Shooting stars

By: Timothy Pontzer, | Shelby - Utica News | Published May 15, 2017

WASHINGTON — Every Monday night at the North Macomb Sportsmen’s Club, a new Utica High extracurricular activity looks to leave — and hit — its mark.

Officially dubbed the Utica High Clay Target Club, each student utilizes a 12-, 16- or 20-gauge shotgun, firing rounds at 50 “pigeons” that are flung into the air downrange. In its inaugural season, the offering has seen continued improvement and positive reactions from the school community.

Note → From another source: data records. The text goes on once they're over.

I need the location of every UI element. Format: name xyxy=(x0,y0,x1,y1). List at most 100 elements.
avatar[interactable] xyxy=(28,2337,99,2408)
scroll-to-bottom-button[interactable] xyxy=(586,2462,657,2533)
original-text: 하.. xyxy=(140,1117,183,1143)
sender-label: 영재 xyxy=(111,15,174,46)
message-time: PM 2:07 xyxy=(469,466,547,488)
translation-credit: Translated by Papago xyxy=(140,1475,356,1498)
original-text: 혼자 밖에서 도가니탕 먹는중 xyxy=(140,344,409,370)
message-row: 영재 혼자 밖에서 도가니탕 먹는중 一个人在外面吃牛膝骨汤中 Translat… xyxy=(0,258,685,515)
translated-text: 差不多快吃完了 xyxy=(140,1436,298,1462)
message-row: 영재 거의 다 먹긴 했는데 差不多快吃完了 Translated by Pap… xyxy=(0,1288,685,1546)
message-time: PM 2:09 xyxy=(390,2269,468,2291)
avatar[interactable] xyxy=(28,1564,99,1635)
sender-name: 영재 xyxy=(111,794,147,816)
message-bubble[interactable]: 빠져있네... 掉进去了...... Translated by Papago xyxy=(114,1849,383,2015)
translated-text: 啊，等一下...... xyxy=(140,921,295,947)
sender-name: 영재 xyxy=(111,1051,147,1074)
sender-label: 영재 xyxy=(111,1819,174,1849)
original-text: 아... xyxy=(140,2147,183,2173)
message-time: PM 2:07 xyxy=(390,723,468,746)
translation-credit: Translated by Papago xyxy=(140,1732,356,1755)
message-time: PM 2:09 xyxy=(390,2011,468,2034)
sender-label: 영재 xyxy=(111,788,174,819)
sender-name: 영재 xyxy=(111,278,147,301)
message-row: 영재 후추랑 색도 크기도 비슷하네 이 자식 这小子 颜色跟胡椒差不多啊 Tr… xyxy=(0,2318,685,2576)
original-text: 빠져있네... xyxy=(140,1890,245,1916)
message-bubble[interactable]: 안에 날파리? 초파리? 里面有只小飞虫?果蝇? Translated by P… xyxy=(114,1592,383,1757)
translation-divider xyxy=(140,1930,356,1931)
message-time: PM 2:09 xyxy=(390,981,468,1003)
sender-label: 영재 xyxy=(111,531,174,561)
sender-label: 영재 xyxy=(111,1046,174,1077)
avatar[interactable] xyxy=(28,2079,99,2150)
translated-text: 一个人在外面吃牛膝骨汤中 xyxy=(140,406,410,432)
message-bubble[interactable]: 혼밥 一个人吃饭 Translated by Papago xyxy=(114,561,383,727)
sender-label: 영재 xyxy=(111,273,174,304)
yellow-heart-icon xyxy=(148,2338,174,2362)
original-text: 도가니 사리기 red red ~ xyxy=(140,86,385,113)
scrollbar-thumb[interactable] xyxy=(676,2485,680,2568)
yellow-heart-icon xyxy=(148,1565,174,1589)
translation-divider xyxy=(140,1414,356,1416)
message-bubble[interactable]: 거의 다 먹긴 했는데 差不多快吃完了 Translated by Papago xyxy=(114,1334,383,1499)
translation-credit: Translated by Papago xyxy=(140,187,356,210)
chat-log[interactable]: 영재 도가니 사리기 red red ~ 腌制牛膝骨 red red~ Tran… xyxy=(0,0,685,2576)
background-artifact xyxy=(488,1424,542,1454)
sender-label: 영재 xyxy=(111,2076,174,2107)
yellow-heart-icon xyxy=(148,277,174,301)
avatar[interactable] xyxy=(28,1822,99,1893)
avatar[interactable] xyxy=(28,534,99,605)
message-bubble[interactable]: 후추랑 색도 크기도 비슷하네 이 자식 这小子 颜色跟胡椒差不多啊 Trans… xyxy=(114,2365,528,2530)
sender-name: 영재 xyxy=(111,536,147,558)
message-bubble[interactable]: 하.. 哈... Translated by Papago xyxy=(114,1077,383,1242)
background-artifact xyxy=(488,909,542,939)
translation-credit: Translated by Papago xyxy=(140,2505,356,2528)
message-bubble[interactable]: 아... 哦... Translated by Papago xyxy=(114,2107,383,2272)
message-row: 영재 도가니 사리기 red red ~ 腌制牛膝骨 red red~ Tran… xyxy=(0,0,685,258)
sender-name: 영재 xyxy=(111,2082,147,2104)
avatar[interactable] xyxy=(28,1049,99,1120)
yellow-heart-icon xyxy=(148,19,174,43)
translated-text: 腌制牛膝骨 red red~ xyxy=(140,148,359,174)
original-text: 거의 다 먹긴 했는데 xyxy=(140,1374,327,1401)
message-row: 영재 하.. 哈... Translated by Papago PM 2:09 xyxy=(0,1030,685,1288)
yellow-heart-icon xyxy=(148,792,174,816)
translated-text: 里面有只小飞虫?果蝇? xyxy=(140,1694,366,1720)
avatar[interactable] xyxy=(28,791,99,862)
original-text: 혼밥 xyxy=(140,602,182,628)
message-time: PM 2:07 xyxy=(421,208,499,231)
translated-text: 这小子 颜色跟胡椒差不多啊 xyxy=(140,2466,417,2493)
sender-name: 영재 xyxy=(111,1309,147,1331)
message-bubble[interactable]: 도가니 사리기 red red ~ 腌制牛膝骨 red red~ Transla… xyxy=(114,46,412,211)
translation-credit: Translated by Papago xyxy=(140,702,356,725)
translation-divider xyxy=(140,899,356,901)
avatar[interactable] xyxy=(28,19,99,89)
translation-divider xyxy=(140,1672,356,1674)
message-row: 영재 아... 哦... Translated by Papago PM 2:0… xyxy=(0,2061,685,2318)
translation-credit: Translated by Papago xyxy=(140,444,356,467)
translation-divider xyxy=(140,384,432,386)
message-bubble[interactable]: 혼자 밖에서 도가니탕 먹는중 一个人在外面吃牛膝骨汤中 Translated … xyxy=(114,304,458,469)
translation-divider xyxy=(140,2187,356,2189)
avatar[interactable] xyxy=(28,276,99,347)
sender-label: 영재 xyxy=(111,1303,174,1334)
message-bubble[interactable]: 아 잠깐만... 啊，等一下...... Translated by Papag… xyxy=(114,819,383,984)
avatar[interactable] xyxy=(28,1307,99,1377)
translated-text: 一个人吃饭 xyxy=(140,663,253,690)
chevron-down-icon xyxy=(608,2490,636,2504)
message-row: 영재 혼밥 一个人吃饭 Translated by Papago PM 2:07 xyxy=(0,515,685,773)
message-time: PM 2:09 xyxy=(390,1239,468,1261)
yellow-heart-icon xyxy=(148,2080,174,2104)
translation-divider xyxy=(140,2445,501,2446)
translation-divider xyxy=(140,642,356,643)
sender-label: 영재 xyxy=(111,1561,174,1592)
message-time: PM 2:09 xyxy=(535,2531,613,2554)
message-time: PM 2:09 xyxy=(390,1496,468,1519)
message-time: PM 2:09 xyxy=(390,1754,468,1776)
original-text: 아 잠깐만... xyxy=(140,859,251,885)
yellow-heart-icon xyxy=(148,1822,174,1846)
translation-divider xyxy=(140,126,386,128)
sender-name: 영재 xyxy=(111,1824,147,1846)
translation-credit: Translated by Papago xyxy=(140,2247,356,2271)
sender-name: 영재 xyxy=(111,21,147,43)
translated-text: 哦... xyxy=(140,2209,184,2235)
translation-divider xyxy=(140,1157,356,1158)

“It’s been a real joy bringing in some of these kids, especially those who have never fired a gun before, and see them improve week after week,” said the club’s coach, Mark Kosanke. “These kids come out here and are enjoying it, and I’ve had so many parents come up and thank me for putting this together. I just had an email last week that said, ‘My son has been looking for the right after-school activity but couldn’t fit in anywhere, but this has been perfect for him.’ That is very rewarding to hear.”

The group is made up of 22 boys and one girl, mostly consisting of Chieftains, but also drawing from Utica Ford II, Utica Eisenhower and Malow Junior High. The Monday night meets are held jointly with Romeo High, which is also embarking on its inaugural campaign.

Utica is one of 24 schools competing in the state under the Michigan High School Clay Target League, with 469 students participating statewide. Several of Kosanke’s top shooters rank in the top third.

“Compared to the rest of the league, we’re not the best by any means, but it is our first year with a lot of rookies, so I’m proud that we simply got it off the ground,” Kosanke said. “The biggest thing for me is this league preaches respect and how to properly utilize and understand a gun. The U.S. Clay Target League is going into its ninth year, and they have recorded firing over 30 million rounds nationwide in competition without a single incident or injury.”

Kosanke praised Utica Principal Tom Lietz and the school’s athletic director, Jim Vigus. He said there were many challenges and hurdles in setting everything up, including getting the necessary approval, but that pairing helped school administrators give the final green light with 10 days before the season started.

Terms like “shooting” or “gun” are specifically kept out of the club’s name, and the yearbook photo will not feature any firearms.

“I understand there is a bit of a negative perception with guns and schools being connected, but again, safety is our primary focus here,” Kosanke said. “Every kid either had to previously participate in a hunter safety course or pass a safety class that the league offers. Nobody has said anything negative to me; we’ve had nothing but positive reaction from everyone.”

“Most people don’t think anything bad about us; a lot of kids at school think it is a cool opportunity,” added junior captain Giovanni Pansera. “Most kids at school don’t even know about us yet — we’re still trying to find more to join. Overall, it has been a pretty positive reaction, and I’m really glad we can all come together at a nice place to shoot with your friends.”

Pansera uses a 12-gauge that was handed down to him from his grandfather. Some of his teammates also bring their own firearms, but many utilize shotguns that are loaned by the Sportsmen’s Club. Many of the club’s members also supervise and aid in coaching.

“Some of these guys helping out have over 50 years of experience,” Kosanke said. “It has been terrific. Many of these old-timers simply want to pass down a great hobby.”

Kosanke’s son, Nathan, helped to inspire the club’s creation. A sophomore at Utica, Nathan Kosanke has been shooting for the past four years and was interested in putting the club together. Along with Pansera, Nathan Kosanke serves as a captain. He holds the best mark in the club, averaging 40 hits a meet.

“I love just being able to compete against myself and try to come back better next week,” Nathan Kosanke said. “Not a lot of people know about this club yet, but we hope to add more next year and simply get bigger and better.”

The Chieftains will finish out their regular season, which consists of eight total weeks, before heading to Mason June 17 for the state final.